Juliette Binoche kritisiert Intimitätskoordination am Filmset

Juliette Binoche - May 2024 - Avalon - Cannes Film Festival

Foto (c) Bang Showbiz // Juliette Binoche – May 2024 – Avalon – Cannes Film Festival

Juliette Binoche ist der Ansicht, dass der Einsatz von Intimitätskoordinatoren zu einer „schlechten Situation“ führen kann, da die Schauspieler dann ohne Emotionen agieren.
Die 62-jährige Schauspielerin versteht natürlich, warum solche Experten hinzugezogen werden, um die Darsteller zu schützen, doch sie ist der Meinung, dass man „über [seine] Komfortzone hinausgehen“ muss, damit Liebesszenen überzeugend wirken.

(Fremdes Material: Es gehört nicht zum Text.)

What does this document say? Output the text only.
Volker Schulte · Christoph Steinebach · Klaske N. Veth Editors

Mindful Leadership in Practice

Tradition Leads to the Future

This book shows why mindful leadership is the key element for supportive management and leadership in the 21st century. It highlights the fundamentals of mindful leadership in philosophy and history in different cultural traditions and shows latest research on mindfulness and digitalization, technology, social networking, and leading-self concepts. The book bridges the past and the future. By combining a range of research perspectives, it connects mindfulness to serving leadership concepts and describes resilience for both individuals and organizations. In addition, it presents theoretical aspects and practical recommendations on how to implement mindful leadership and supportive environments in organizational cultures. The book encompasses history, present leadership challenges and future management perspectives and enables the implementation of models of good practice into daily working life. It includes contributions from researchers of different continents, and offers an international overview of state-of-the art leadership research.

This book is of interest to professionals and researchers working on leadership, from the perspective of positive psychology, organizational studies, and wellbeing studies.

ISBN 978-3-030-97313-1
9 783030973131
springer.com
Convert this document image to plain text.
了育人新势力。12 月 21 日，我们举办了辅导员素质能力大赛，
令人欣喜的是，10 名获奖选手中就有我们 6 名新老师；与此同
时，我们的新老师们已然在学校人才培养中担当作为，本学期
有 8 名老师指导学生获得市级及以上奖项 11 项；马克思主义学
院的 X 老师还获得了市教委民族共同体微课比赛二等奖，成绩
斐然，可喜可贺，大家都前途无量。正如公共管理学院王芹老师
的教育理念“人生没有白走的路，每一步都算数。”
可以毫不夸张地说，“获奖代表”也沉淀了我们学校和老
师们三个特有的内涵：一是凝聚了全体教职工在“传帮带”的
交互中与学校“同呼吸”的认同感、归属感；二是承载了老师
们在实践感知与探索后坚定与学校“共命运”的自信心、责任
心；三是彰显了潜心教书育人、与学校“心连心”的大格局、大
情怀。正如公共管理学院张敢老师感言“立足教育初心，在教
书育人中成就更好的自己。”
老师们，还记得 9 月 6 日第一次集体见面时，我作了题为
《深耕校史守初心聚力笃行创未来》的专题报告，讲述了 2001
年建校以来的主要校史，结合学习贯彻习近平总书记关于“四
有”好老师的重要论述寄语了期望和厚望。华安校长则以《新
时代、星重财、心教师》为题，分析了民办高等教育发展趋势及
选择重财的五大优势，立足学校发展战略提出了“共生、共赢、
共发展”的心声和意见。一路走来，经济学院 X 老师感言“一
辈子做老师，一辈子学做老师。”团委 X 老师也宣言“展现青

Gegenüber der Zeitung ‚The Guardian‘ sagte sie: „Es ist nicht so einfach, wie einen Intimitätskoordinator am Set zu haben. Wenn man in einer Liebesszene ist, muss es aus dem Herzen kommen, aus dem Bauch, aus dem Bedürfnis. Und wenn man also an die Bewegung denkt, die man ausführen wird, und nicht an das Gefühl, ist man in einer schlechten Situation.“ Sie fügte hinzu: „Wenn man Liebende verkörpert, überwindet man gewisse Ängste vor körperlicher Berührung. Man muss wirklich über seine Komfortzone hinausgehen, denn sonst wird man prüde und nicht wahrhaftig gegenüber dem, was im Leben geschieht.“

Die ‚Chocolat – Ein kleiner Biss genügt‘-Darstellerin merkte jedoch an, dass Nacktszenen „immer schwierig“ seien. Man müsse sich dabei auf den Grund konzentrieren, warum man sie drehe, damit man sich nicht zu sehr darauf versteife oder verunsichern lasse. Hilfreich sei es, dem Regisseur zu vertrauen. Binoche lernte dies auf die harte Tour, als sie herausfand, dass André Téchiné, der Regisseur von ‚Alice und Martin‘, seine Versprechen ihr gegenüber gebrochen hatte, als sie einer Nacktszene zustimmte. Ohne ins Detail zu gehen, sagte sie: „Ich fühlte mich betrogen. Ich mochte André. Er ist schwul. Aber für mich war da etwas zerbrochen.“ Schließlich überzeugte sie die Produzenten davon, das Filmmaterial herauszuschneiden, und arbeitete nie wieder mit dem Regisseur zusammen.

An anderer Stelle im Interview betonte die ‚The Staircase‘-Darstellerin, dass sie sich keine „Sorgen“ über die Auswirkungen künstlicher Intelligenz auf die Filmindustrie mache.